1. Die Änderung der Rechtsform
Dies findet statt, wenn ein Betrieb des Öffentlichen Dienstes (Krankenhaus, Schule, Universität usw.) aus einer nicht rechtsfähigen Rechtsform (zB Eigenbetriebsgesetz oder Landeskrankenhausgesetz) in eine Rechtsform überführt wird, die ein rechtsfähiges Handeln des Betriebes ermöglichen. Im Grunde beschreibt dieser Vorgang die Möglichkeit eines Betriebes zu erweitern, unabhängig von Land, Bund oder Gemeinde rechtskräftige Geschäfte zu schließen oder Verträge einzugehen. Da gibt es verschiedene Stufen. So ist zum Beispiel die Rechtsform einer "Anstalt des öffentlichen Rechts" noch sehr an den öffentlichen Träger gebunden. Die GmbH dagegen verschafft dem Betrieb eine große Eigenständigkeit.
2. Der Trägerwechsel
Der Träger ist mit dem Besitzer gleichzusetzen. Der Besitzerwechsel wird im wesentlichen über einen Verkauf des Betriebes laufen. Dann ist eben nicht mehr das Land oder der Bund der Besitzer des Betriebes, sondern ein privater Betreiber. Dieser Vorgang wird als materielle Privatisierung bezeichnet.

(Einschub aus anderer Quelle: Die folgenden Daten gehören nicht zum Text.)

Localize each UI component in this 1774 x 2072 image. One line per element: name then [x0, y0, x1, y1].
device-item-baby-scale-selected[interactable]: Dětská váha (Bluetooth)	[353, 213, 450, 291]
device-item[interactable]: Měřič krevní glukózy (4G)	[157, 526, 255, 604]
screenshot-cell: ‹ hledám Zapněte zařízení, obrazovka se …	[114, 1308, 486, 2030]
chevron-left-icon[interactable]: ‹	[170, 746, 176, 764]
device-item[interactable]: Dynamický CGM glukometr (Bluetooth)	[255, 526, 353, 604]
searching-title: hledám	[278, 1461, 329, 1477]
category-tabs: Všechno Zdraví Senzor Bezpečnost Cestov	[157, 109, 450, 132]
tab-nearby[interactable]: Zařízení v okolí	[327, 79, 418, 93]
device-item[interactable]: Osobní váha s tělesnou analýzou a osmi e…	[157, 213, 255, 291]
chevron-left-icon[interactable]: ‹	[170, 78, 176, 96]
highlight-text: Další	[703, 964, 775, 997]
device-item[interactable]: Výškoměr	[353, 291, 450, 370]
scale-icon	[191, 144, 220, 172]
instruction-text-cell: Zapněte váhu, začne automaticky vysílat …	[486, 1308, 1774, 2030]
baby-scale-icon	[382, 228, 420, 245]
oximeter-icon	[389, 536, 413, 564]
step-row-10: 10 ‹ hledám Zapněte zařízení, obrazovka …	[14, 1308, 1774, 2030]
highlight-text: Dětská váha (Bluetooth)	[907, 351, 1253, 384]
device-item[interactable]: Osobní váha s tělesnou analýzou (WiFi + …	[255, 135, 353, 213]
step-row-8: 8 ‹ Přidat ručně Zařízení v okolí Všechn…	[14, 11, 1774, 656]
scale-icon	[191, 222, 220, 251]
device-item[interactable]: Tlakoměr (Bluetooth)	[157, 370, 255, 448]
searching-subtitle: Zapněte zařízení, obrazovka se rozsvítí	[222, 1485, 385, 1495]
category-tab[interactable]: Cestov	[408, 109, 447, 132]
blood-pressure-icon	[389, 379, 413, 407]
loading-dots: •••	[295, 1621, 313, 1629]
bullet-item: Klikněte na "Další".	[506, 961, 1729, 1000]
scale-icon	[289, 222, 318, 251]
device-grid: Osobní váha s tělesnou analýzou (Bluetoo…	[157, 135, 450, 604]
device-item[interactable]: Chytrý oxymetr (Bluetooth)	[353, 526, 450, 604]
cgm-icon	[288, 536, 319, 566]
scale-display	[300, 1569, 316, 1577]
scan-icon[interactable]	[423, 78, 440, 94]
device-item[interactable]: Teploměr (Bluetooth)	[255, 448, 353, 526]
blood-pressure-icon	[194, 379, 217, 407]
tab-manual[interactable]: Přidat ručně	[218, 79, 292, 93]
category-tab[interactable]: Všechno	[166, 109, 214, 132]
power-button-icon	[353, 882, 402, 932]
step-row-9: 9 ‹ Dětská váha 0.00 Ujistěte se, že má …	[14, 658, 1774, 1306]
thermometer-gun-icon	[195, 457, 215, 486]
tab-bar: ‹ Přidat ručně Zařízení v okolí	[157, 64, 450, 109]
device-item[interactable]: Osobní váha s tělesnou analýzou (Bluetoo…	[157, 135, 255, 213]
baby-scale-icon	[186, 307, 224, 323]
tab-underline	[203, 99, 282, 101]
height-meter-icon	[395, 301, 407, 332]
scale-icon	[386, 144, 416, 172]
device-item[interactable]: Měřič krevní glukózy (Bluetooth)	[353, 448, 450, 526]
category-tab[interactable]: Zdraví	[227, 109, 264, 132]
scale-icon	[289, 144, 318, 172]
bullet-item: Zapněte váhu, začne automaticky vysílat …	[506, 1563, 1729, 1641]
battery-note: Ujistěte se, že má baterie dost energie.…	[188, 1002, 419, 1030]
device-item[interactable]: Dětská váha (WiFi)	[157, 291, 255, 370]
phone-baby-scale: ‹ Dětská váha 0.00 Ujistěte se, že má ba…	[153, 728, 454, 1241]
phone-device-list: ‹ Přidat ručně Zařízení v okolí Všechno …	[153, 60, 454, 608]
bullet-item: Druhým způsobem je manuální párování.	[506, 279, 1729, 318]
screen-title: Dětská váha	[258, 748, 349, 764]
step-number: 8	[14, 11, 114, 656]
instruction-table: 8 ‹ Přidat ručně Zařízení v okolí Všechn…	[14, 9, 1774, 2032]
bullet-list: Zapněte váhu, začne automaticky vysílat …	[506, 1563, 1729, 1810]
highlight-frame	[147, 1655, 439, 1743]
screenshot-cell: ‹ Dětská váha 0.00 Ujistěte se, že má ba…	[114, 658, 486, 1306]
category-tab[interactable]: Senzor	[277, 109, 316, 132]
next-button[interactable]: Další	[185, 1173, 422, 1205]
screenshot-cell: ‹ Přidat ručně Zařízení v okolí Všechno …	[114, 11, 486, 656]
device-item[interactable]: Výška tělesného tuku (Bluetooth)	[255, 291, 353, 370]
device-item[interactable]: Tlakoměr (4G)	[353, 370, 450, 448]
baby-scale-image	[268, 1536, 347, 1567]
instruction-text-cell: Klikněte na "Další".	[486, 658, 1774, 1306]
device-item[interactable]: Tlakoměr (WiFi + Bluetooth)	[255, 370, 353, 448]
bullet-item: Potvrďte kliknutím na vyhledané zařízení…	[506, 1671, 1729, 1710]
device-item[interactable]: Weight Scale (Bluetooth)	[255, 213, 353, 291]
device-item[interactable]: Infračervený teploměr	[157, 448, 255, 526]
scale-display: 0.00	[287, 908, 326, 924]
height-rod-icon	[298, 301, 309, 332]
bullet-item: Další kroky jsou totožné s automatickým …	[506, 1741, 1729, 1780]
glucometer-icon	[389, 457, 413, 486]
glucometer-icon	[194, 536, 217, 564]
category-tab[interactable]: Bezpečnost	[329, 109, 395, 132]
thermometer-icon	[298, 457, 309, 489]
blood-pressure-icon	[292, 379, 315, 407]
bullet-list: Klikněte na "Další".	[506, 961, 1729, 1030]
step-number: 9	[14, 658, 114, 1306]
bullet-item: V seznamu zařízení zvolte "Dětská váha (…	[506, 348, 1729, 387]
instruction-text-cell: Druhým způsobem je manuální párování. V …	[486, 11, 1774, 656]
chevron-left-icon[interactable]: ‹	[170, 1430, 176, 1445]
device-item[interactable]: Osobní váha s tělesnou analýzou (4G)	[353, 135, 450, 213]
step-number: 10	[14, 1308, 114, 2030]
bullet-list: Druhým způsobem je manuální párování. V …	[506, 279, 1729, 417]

Trägerwechsel und Rechtsformänderung müssen nicht Hand in Hand gehen. Große Teile des Öffentlichen Dienstes (Wasserversorgung, Nahverkehr, Strom, Krankenhäuser, Schulen, Unis usw.) machen heute eine Rechtsformänderung durch. Das Hauptargument der betreibenden Politiker ist, diese Betriebe "wettbewerbsfähig" zu machen, was im Regelfall mit Rationalisierungen und erheblichen Stellenreduzierungen einhergeht. Sind diese Betriebe dann "wettbewerbsfähig", steht garantiert die materielle Privatisierung ins Haus, also der Verkauf.
Diese Erklärung ist gezwungenerweise etwas allgemein. Deinem Beitrag entnehme ich einen konkreten Hintergrund und es wäre hilfreich, wenn du diesen schildern könntest.